Thiele, Rolf, Indexeintrag: Deutsche Biographie, https://www.deutsche-biographie.de/pnd138680965.html [24.04.2024].

CC0

  • Genealogie

    Außerehel. V u. seit 1931 Adoptiv-V (?) Wilhelm Simmchen, Beamter;
    M Marie T., Dienstmädchen; 1) N. N., 2) 1961/62 Nicole Badal (* 1940), aus Den Haag, Schausp.;
    S.

  • Biographie

    T. wuchs bei Verwandten seiner Mutter auf, die Eltern heirateten erst 1931, das Verhältnis zum Vater blieb distanziert. Nach der Volks-, danach der Bürgerschule besuchte T. bis 1934 die Handels-Akademie in Aussig; 1937 meldete er sich zum Wehrdienst in der tschechoslowak. Armee, den er trotz einer Gehbehinderung antreten konnte. Im Okt. 1938 – nach dem Münchner Abkommen – wurde er wegen seiner dt. Nationalität entlassen und trat in die Wehrmacht ein, um seine Militärkarriere fortzusetzen. 1940 krankheitsbedingt beurlaubt, begann er ein Studium der Auslandswissenschaften und Philosophie in Berlin, das er 1943 in Prag fortsetzte. Eine von dem Philosophen Nicolai Hartmann betreute Dissertation vollendete er nicht. Noch in Berlin hatte er Bekanntschaft mit dem Juristen Hans Abich (1918–2003) geschlossen. Beide filmbegeistert, verfaßten sie nach Kriegsende das Manifest „Film gegen den Film“, ein Plädoyer für einen organisatorischen und konzeptionellen Neuanfang des dt. Films. 1946 gründeten sie, mit einer Lizenz der brit. Militärregierung versehen, in Göttingen die Produktionsfirma „Filmaufbau GmbH“; als deren erster Spielfilm entstand Wolfgang Liebeneiners „Liebe 47“ (1949), eine Adaption von Wolfgang Borcherts Schauspiel „Draußen vor der Tür“.

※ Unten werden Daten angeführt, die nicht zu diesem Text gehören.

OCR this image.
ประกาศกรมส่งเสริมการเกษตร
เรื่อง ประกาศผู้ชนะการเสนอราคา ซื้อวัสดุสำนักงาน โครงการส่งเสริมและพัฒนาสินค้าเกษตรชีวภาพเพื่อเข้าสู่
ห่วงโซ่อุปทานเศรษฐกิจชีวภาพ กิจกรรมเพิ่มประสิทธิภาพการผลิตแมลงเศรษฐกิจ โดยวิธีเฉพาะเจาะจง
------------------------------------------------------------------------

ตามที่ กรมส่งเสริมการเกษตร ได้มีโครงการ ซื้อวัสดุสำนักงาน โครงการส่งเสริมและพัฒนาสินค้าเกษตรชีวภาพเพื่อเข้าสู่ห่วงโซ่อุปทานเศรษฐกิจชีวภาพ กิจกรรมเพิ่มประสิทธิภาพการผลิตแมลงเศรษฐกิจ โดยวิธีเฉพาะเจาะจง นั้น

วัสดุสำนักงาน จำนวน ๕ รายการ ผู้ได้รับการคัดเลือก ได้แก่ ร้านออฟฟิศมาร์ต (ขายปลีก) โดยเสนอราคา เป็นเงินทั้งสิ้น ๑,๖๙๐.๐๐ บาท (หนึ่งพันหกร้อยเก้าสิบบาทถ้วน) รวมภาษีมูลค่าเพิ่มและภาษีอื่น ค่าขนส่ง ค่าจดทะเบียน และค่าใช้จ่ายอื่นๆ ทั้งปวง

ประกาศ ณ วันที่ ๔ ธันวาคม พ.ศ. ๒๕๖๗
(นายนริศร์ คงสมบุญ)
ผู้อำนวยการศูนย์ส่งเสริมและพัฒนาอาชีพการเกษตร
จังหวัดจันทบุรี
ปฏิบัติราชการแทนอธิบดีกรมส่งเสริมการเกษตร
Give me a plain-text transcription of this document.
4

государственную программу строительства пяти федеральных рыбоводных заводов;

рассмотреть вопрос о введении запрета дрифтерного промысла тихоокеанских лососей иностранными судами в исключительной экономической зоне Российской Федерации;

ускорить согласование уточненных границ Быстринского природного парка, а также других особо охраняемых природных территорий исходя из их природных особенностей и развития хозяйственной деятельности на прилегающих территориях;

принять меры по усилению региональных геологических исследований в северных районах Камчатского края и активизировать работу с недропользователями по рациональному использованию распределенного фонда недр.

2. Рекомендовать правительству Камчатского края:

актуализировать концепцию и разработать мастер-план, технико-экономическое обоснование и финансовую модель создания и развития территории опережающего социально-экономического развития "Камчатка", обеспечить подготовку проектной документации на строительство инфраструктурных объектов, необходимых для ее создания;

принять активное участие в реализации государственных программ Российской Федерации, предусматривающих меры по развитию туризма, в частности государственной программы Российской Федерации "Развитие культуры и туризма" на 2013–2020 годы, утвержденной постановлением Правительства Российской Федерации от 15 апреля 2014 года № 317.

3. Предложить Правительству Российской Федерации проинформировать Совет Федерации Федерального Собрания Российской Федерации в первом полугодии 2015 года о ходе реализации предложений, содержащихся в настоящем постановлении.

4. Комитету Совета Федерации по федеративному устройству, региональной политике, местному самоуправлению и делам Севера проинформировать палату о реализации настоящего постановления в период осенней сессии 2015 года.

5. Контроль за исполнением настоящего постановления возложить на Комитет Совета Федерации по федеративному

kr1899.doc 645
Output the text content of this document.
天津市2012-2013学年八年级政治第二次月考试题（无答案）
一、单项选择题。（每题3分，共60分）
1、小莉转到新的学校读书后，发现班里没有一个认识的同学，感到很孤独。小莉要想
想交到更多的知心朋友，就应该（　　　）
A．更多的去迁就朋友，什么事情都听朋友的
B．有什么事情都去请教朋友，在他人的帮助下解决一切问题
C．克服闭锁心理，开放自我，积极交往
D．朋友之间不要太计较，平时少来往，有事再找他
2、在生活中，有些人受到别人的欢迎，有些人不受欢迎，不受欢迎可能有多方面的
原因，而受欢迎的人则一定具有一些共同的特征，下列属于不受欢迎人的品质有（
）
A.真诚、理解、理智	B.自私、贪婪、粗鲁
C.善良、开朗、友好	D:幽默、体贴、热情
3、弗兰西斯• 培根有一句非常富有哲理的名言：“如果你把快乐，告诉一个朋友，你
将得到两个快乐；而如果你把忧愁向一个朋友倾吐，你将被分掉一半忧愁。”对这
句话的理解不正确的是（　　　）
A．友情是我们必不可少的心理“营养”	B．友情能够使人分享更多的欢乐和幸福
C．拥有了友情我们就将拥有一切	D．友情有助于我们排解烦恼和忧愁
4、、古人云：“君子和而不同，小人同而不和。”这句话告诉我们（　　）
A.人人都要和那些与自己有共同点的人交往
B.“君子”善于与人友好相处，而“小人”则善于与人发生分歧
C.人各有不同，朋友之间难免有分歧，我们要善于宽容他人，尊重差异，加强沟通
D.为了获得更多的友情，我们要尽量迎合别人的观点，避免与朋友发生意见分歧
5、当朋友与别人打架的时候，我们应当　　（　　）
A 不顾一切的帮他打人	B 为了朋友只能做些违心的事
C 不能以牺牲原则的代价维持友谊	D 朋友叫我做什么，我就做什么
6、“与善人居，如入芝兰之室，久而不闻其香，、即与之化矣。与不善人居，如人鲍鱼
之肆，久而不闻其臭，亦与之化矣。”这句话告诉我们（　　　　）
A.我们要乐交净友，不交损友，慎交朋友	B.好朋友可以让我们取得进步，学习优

    T. war zunächst als Produzent tätig, erst 1951 führte er erstmals Regie bei dem Film „Primanerinnen“, einem konfliktbeladenen Melodram um die erste Liebe eines jungen Paars. Früh zeigte sich in der Ausgestaltung seiner Filme, zu denen er häufig auch das Drehbuch schrieb, ein Hang, die sozialkritische Tendenz seiner Stoffe nicht nur satirisch, sondern auch erotisch aufzuladen. Zudem entdeckte T. für den bundesdt. Film eine Reihe von Schauspielerinnen, wie etwa Nadja Tiller (* 1929) oder die Französin Marina Vlady (* 1938), deren sexuelle Laszivität in der Nachkriegszeit einen Tabubruch darstellte. Obwohl zunächst weiterhin als Produzent und Geschäftsführer mit der „Filmaufbau“ verbunden, aus der er sich erst 1958 zurückzog, arbeitete T. als Regisseur auch mit anderen Produktionsfirmen zusammen und realisierte eine Reihe von Filmen, die den propagierten Ansprüchen der „Filmaufbau“ kaum gerecht werden konnten. Eine Ausnahme bildete das Flüchtlingsdrama „Mamitschka“ (1955), wenn es auch das Zeitbezogene des Nachkriegsujets durch leichtfertig gesetzte Unterhaltungseffekte entwertete.|

    Mit „Das Mädchen Rosemarie“ (1958), Verfilmung von Leben und Tod der Frankfurter Prostituierten Rosemarie Nitribitt (1933–57), die auf einer Vorlage des Publizisten Erich Kuby (1910–2005) basierte, gelang T. auch international der Durchbruch als Regisseur – obwohl offizielle Stellen mehrfach versuchten, die Produktion wie auch die Vorführung des Films zu unterbinden. Die Aktualität des Stoffes, die hochkarätige und typengenaue Besetzung mit Nadja Tiller in der Titelrolle und die subtile, grelle kabarettistische Effekte nicht scheuende Inszenierung waren für den bundesdt. Film der 1950er Jahre aufsehenerregend. T. etablierte die filmische Satire, doch blieben seine weiteren Filme hinter diesem künstlerischen Aufbruch zurück. Was ihm vorschwebte, waren Sittenbilder, zeitverhaftet und zeitlos zugleich. „Die Halbzarte“ (1959) mit Romy Schneider (1938–82) blieb im Unverfänglichen einer erotisch angehauchten Komödie stecken, „Labyrinth“ (ebenfalls 1959) mit Nadja Tiller vermengte die nüchterne Studie einer alkoholkranken Frau mit psychoanalytisch verbrämter Nymphomanie.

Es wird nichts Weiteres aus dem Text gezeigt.